Friday, Sep. 04, 1964
Words Across the Sea
Republican Presidential Candidate Barry Goldwater was at sea much of last week, ostensibly in retirement during the Democratic Convention.
Yet during most of his five days aboard the borrowed 83-ft. yacht Sundance, bobbing in the Pacific off the California coast, Barry stubbornly refused to let any controversies die out, and even created new ones. One day, leaning against the yacht's railing, and wearing brilliant orange-red pants, a white terry-cloth shirt, and a day's growth of beard, he welcomed reporters aboard for a press conference.
He admitted that his own polls have him trailing Johnson by 63% to 29% . "I wouldn't call that good, but I don't think polls are too dependable any more," declared Goldwater.
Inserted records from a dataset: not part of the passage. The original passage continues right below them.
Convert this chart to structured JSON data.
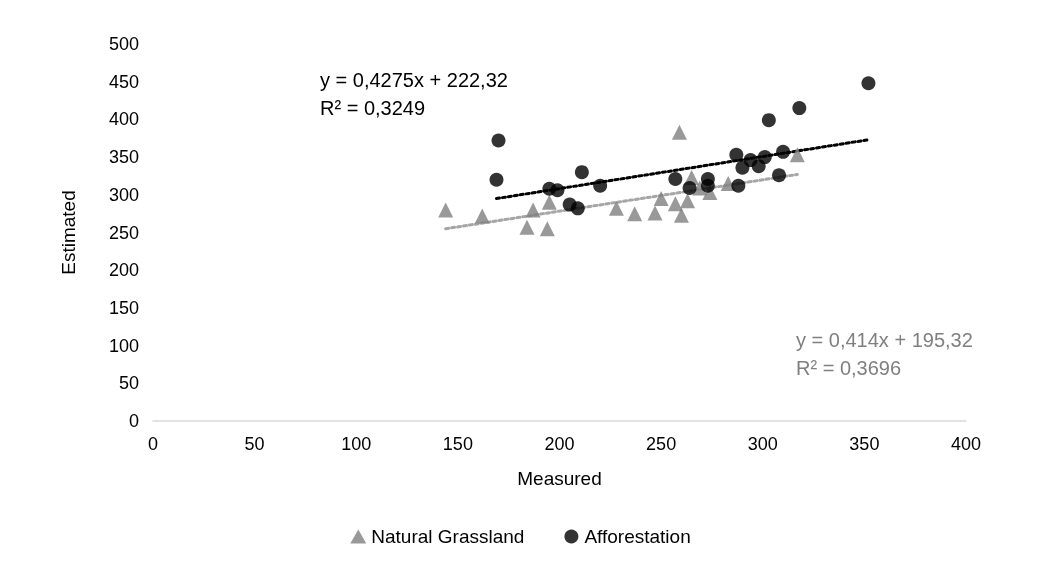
{
  "chart_data": {
    "type": "scatter",
    "xlabel": "Measured",
    "ylabel": "Estimated",
    "xlim": [
      0,
      400
    ],
    "xticks": [
      0,
      50,
      100,
      150,
      200,
      250,
      300,
      350,
      400
    ],
    "ylim": [
      0,
      500
    ],
    "yticks": [
      0,
      50,
      100,
      150,
      200,
      250,
      300,
      350,
      400,
      450,
      500
    ],
    "grid": false,
    "legend": "bottom",
    "series": [
      {
        "name": "Natural Grassland",
        "color": "#808080",
        "marker": "triangle",
        "x": [
          144,
          162,
          184,
          187,
          194,
          195,
          228,
          237,
          247,
          250,
          257,
          259,
          260,
          263,
          265,
          269,
          273,
          274,
          283,
          317
        ],
        "values": [
          280,
          272,
          257,
          280,
          255,
          290,
          282,
          275,
          276,
          295,
          288,
          383,
          273,
          292,
          323,
          309,
          null,
          303,
          315,
          353
        ]
      },
      {
        "name": "Afforestation",
        "color": "#000000",
        "marker": "circle",
        "x": [
          170,
          169,
          195,
          199,
          211,
          205,
          209,
          220,
          257,
          264,
          273,
          273,
          287,
          290,
          294,
          298,
          301,
          310,
          303,
          318,
          352,
          308,
          288
        ],
        "values": [
          372,
          320,
          308,
          306,
          330,
          287,
          282,
          312,
          321,
          309,
          321,
          312,
          353,
          336,
          346,
          338,
          350,
          357,
          399,
          415,
          448,
          326,
          312
        ]
      },
      {
        "type": "line",
        "color": "#000000",
        "line_style": "dotted",
        "marker": "none",
        "x": [
          169,
          352
        ],
        "values": [
          295,
          373
        ]
      },
      {
        "type": "line",
        "color": "#a6a6a6",
        "line_style": "dotted",
        "marker": "none",
        "x": [
          144,
          317
        ],
        "values": [
          255,
          327
        ]
      }
    ],
    "annotations": [
      "y = 0,4275x + 222,32",
      "R² = 0,3249",
      "y = 0,414x + 195,32",
      "R² = 0,3696"
    ]
  }
}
Then he said frankly, "I don't believe I'm as strong in the South as some people would like to believe."
In His Bones. When a reporter asked what he thought the major campaign issue would be, Barry said foreign affairs. He said he had a feeling in his "political bones" that the Johnson Administration was trying to negotiate a secret settlement in South Viet Nam before Election Day. Such negotiations might not be bad, said Goldwater, if they provided an "honest settlement." Then he astonished the newsmen by saying: "I've thought for some time that talks with the Red Chinese might be profitable."
Once ashore, newsmen could scarcely believe their notes: Barry Goldwater willing to negotiate with Red China? Press Aide Paul Wagner hurriedly put in a radiophone call to Barry for further clarification. He came back and told the confused newsmen that Goldwater merely meant that the U.S. should be ready to threaten the Red Chinese if they continued to supply Viet Cong guerrillas--telling them that "if they didn't stop, then you would blow up a bridge or show some other sort of force." Wagner explained that Barry had told him on the phone: "I'm not really recommending this but it might not be an impossible idea."
Making Waves. Earlier in the week, even while on land, Barry made waves. Before the national convention of Veterans of Foreign Wars in Cleveland, he ignored Democratic charges that he is trigger-happy, said again that NATO's Supreme Commander should have greater control over what Barry has now begun to call "conventional nuclear weapons." Said Goldwater to the veterans: "Let me stress that these small conventional nuclear weapons are no more powerful than the firepower you have faced on the battlefield. They simply come in a smaller package." Barry's argument was directly disputed two days later before the same audience by Deputy Defense Secretary Cyrus R. Vance, who snapped: "How 'conventional' was the 'small' weapon over Hiroshima? The typical tactical weapon was several times its yield, and the nuclear firepower available to a single infantry division is hundreds of times the destructive force of the bombs which destroyed both Hiroshima and Nagasaki."